The worst part is not during the run because your body will get warm, and the faster you run, the warmer you get. But if you are not able to sustain and start walking, you will feel the cold, especially if it is windy. Having compression tights and long sleeve tops as a base layer was very helpful.

This year was worst because it rained before the race started and never stop. So we already got ourselves slightly wet while we were walking from Shinjuku Station to the “Start Area”, as the route was unsheltered, so do prepare a raincoat or poncho. I learned from last year race that many runners had a raincoat on, not sure if they prepared for the rain or use as a windbreaker.

Once I got past the security check, I stayed under the bridge to keep myself dry and did some warm-up, while waiting for time to get by. Do not want to go to the pen earlier as it was still raining.


The challenge was during the wait for flag off. All runners were to get into the pen by 08:45 and the flag off is 09:10. Depending on which pen you were in, it was 09:28 when I got to the start line (I was in pen J). During that wait, I noticed many runners shivering as they were obviously underdressed, most had already changed to their fancy running gears after the bag deposit.

Knowing that there were bins to collect used jackets right before the start line, I kept the blue jacket they had provided in last year race (just in case I am lucky enough to participate in this race), and it was indeed helpful. I had the jacket on till got to the start line and drop to their collection bins. This year, they gave the same blue jacket again, and I am keeping it for next year’s race.

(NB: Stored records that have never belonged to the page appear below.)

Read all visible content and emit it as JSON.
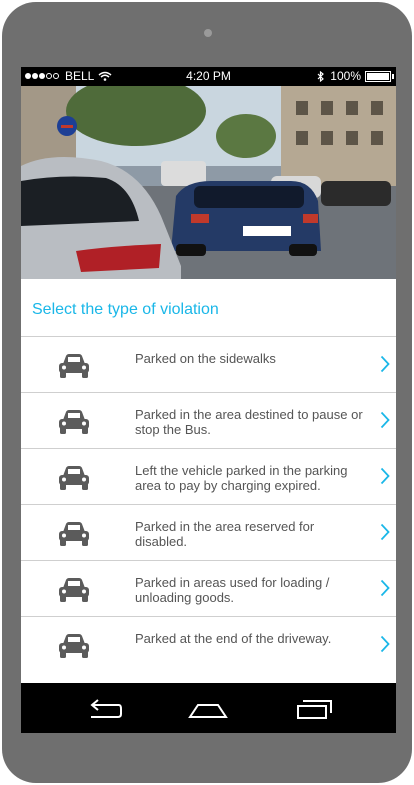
{
  "status_bar": {
    "carrier": "BELL",
    "time": "4:20 PM",
    "battery": "100%"
  },
  "header": {
    "title": "Select the type of violation"
  },
  "violations": [
    {
      "label": "Parked on the sidewalks",
      "icon": "car-icon"
    },
    {
      "label": "Parked in the area destined to pause or stop the Bus.",
      "icon": "car-icon"
    },
    {
      "label": "Left the vehicle parked in the parking area to pay by charging expired.",
      "icon": "car-icon"
    },
    {
      "label": "Parked in the area reserved for disabled.",
      "icon": "car-icon"
    },
    {
      "label": "Parked in areas used for loading / unloading goods.",
      "icon": "car-icon"
    },
    {
      "label": "Parked at the end of the driveway.",
      "icon": "car-icon"
    }
  ],
  "colors": {
    "accent": "#1ab7e8",
    "phone_body": "#6f6f6f",
    "icon": "#5b5b5b"
  }
}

At some parts of the race, the rain got a bit heavier and luckily I had my cap and sunglasses with me which protected my eyes against the rain and chilly wind. The other accessories to have were the neck scarf and gloves (with heat pads).

But the main problem was running into puddle of water and got the shoes wet. It was very uncomfortable at first, but after a while, I felt better. I believed the anti-blister socks did work well to keep my feet dry. And at the end of the race, I did not develop any blister (which I will have for every race), so I am very glad to invest in these anti-blister socks.

After 29km, my right tight started to hurt, and I lost my determination. I chose not to stress my tight too much and better to complete the race. So I started walking till my tight got better then start running. On and off, and finally I reach the 40km mark, and decided to give all out and ran to the finish line. Along the final stretch, supporters lined on both sides cheering. Although it was not for me, I was pressurised not to stop. Thanks for them, I managed to finish sub5.

Thank you to all volunteers, performers and supports that stayed in the cold and wet weather to support us the race. Without them, we would not have enjoyed our race, another great experience in Tokyo.

After the race, its time to reward ourselves, yippy !! We went for an Onsen retreat and had sumptuous Kaiseki dinner. The Onsen helped to got rid of the sore and pain, and I could enjoy the rest of the RUN-cation.

I hope I can be back in 2020 and achieve a better PB. Meanwhile, I have 1 year to trim down my weight to reduce the loading on my knees.

Lastly, Good Luck to all for successful balloting for the 2020 race.